MILENIO DIGITAL
23 de diciembre de 2015 / 11:21 a.m.

México.- La época navideña es excepcional tanto para los humanos como para los animales, sin embargo la diferencia es grande, para los primeros representa fiesta y convivencia, para los segundos estrés, pánico y altas probabilidades de morir a causa de la pirotecnia.

Y es que aunque en las redes sociales se pueden detectar campañas que intentan crear conciencia en la ciudadanía respecto al efecto que tienen los estruendos que los juegos pirotécnicos provocan en los animales, poco trascienden y permanecen.

Los animales poseen una alta sensibilidad a estímulos sonoros, ya que su capacidad auditiva es de 60 mil ciclos por segundo cuando la del humano es de 20 mil, de ahí que logren captar sonidos a altas frecuencias y de grandes densidades de ondas por segundo como la ecolocación de los murciélagos que para el humano resultan imperceptibles.

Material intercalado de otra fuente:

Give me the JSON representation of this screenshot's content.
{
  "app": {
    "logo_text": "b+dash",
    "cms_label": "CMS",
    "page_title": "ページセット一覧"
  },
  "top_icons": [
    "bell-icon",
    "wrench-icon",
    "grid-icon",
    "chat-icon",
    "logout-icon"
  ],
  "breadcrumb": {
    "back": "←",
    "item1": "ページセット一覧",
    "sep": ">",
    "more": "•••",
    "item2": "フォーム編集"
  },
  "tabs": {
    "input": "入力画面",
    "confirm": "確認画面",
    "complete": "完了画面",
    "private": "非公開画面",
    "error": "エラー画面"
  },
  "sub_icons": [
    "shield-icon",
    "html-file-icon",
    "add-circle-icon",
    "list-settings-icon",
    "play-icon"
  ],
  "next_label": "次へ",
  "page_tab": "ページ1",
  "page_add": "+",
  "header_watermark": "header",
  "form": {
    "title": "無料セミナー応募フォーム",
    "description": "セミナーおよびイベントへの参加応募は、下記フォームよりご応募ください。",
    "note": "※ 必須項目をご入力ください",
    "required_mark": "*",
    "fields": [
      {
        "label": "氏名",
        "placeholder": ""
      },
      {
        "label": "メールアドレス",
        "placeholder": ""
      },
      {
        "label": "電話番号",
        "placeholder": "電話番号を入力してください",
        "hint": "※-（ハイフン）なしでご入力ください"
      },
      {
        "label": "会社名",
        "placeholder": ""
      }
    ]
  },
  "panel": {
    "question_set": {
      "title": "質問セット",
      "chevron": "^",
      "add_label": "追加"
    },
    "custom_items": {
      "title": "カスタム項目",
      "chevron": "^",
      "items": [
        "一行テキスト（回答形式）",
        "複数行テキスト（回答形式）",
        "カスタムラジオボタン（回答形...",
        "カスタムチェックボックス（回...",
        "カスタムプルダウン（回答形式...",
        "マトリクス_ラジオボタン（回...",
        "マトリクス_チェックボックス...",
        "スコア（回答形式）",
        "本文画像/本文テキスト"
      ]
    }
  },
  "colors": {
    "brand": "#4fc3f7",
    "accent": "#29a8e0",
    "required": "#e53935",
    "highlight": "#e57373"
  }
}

Además, los sonidos que para el humano resultan distantes, para el animal no lo es, ya que puede detectar un sonido débil a una distancia entre cuatro y cinco veces mayor que el humano, todo esto les provoca hipersensibilidad auditiva.

Miguel Ángel Moncada, coordinador de Control y Bienestar Animal del Ayuntamiento de Saltillo, señala que las explosiones y estruendos provocados por la pirotecnia y las tormentas les provocan pánico a las mascotas, manifestando conductas extraordinarias.

"Los ruidos de la pirotecnia altera mucho a los perros, hay un montón de perros extraviados en esta temporada y es por causa de los ruidos de la pirotecnia, traten de resguardarlos en sus casas porque los ruidos les acelera el pulso, la respiración, les genera desorientación, salen de casa", aseguró.

Esta situación origina que el número de reportes de perros extraviados se incremente de manera importante en estas fechas y al paso de los meses repercuta en un aumento en el número de perros que son capturados deambulando por las calles.

Moncada comentó que las entregas voluntarias de mascotas disminuyen de manera importante en esta temporada porque una gran cantidad de personas optan por un perro como regalo de Navidad.

"Hay que pensarlo muy bien, porque los que se regalan como cachorros muchos de ellos están destinados a ser abandonados conforme crecen, por eso les pedimos que se responsabilicen de ellos, no son un juguete para un ratito", dijo.